Закономерен вопрос: куда же тогда подевались все эти следователи НКВД-МГБ? Как куда? Я что-то не слышала, чтобы кто-нибудь из них был выдворен из Страны Советов как лица, дискредитирующие их социалистическую Родину… Преданные органам до смертного одра уже за одно то, что те «вывели их из-под боя» — отвели от них суд, решетку, а возможно, и высшую меру наказания, — они представляли собой действительно бесценные для КГБ кадры. Об одном таком человеке я и хочу здесь рассказать.

* * *

Эта история началась для меня еще в то время, когда я занималась Хватом. А закончилась спустя два с половиной года, весной 1990, очерком «Лубянка: будет ли этому конец?».{15} Хотя понятно, что по жизни — сие не конец, а сплошное многоточие.

Но начну я не с начала — с середины, с 5 сентября 1988 года.
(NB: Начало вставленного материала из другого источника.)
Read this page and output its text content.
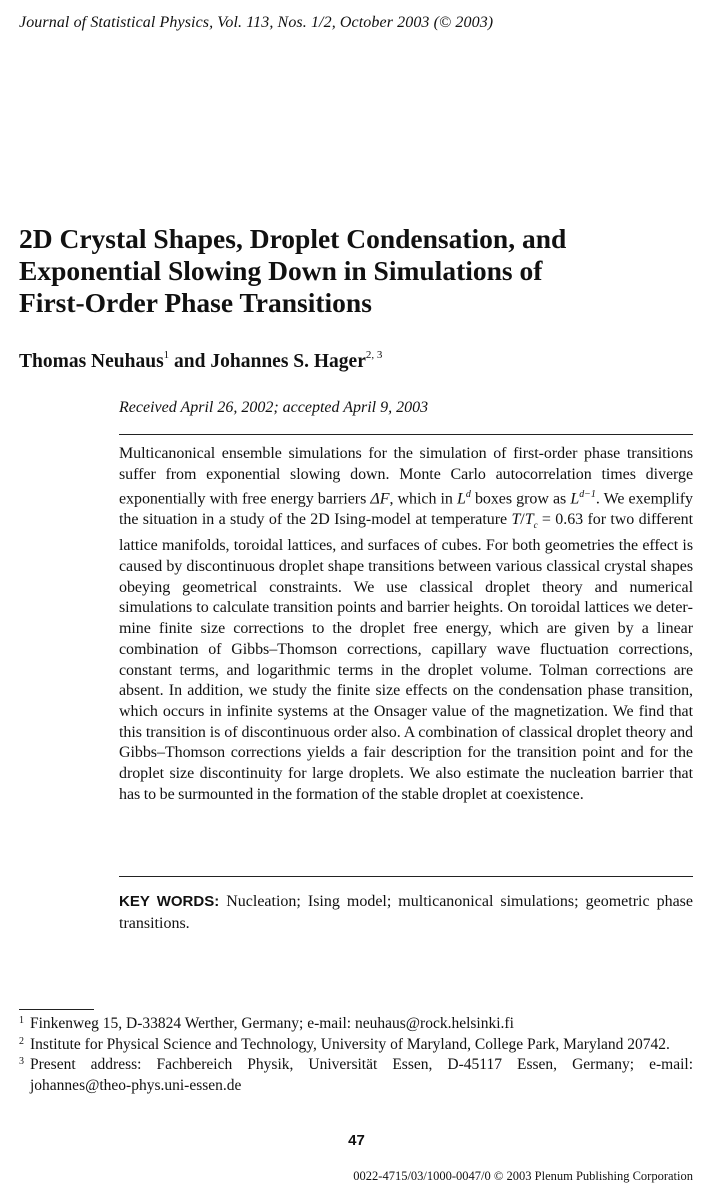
Journal of Statistical Physics, Vol. 113, Nos. 1/2, October 2003 (© 2003)
2D Crystal Shapes, Droplet Condensation, and
Exponential Slowing Down in Simulations of
First-Order Phase Transitions
Thomas Neuhaus$^1$ and Johannes S. Hager$^{2, 3}$
Received April 26, 2002; accepted April 9, 2003
Multicanonical ensemble simulations for the simulation of first-order phase transitions suffer from exponential slowing down. Monte Carlo autocorrelation times diverge exponentially with free energy barriers ΔF, which in $L^d$ boxes grow as $L^{d-1}$. We exemplify the situation in a study of the 2D Ising-model at temperature $T/T_c = 0.63$ for two different lattice manifolds, toroidal lattices, and surfaces of cubes. For both geometries the effect is caused by discontinuous droplet shape transitions between various classical crystal shapes obeying geometrical constraints. We use classical droplet theory and numerical simulations to calculate transition points and barrier heights. On toroidal lattices we determine finite size corrections to the droplet free energy, which are given by a linear combination of Gibbs–Thomson corrections, capillary wave fluctuation corrections, constant terms, and logarithmic terms in the droplet volume. Tolman corrections are absent. In addition, we study the finite size effects on the condensation phase transition, which occurs in infinite systems at the Onsager value of the magnetization. We find that this transition is of discontinuous order also. A combination of classical droplet theory and Gibbs–Thomson corrections yields a fair description for the transition point and for the droplet size discontinuity for large droplets. We also estimate the nucleation barrier that has to be surmounted in the formation of the stable droplet at coexistence.
KEY WORDS: Nucleation; Ising model; multicanonical simulations; geometric phase transitions.
1 Finkenweg 15, D-33824 Werther, Germany; e-mail: neuhaus@rock.helsinki.fi
2 Institute for Physical Science and Technology, University of Maryland, College Park, Maryland 20742.
3 Present address: Fachbereich Physik, Universität Essen, D-45117 Essen, Germany; e-mail: johannes@theo-phys.uni-essen.de
47
0022-4715/03/1000-0047/0 © 2003 Plenum Publishing Corporation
Начну так не ради интриги — я не беллетрист, и не потому, что в этот день мне исполнилось тридцать лет, и дома меня ждал накрытый стол, гости и трехмесячная дочь Лелька, требовавшая материнской груди, а мама в это время сидела на собрании в актовом зале Института проблем комплексного освоения недр (ИПКОН) Академии наук СССР и благодарила судьбу, за то, что Господь определил ее в журналистику.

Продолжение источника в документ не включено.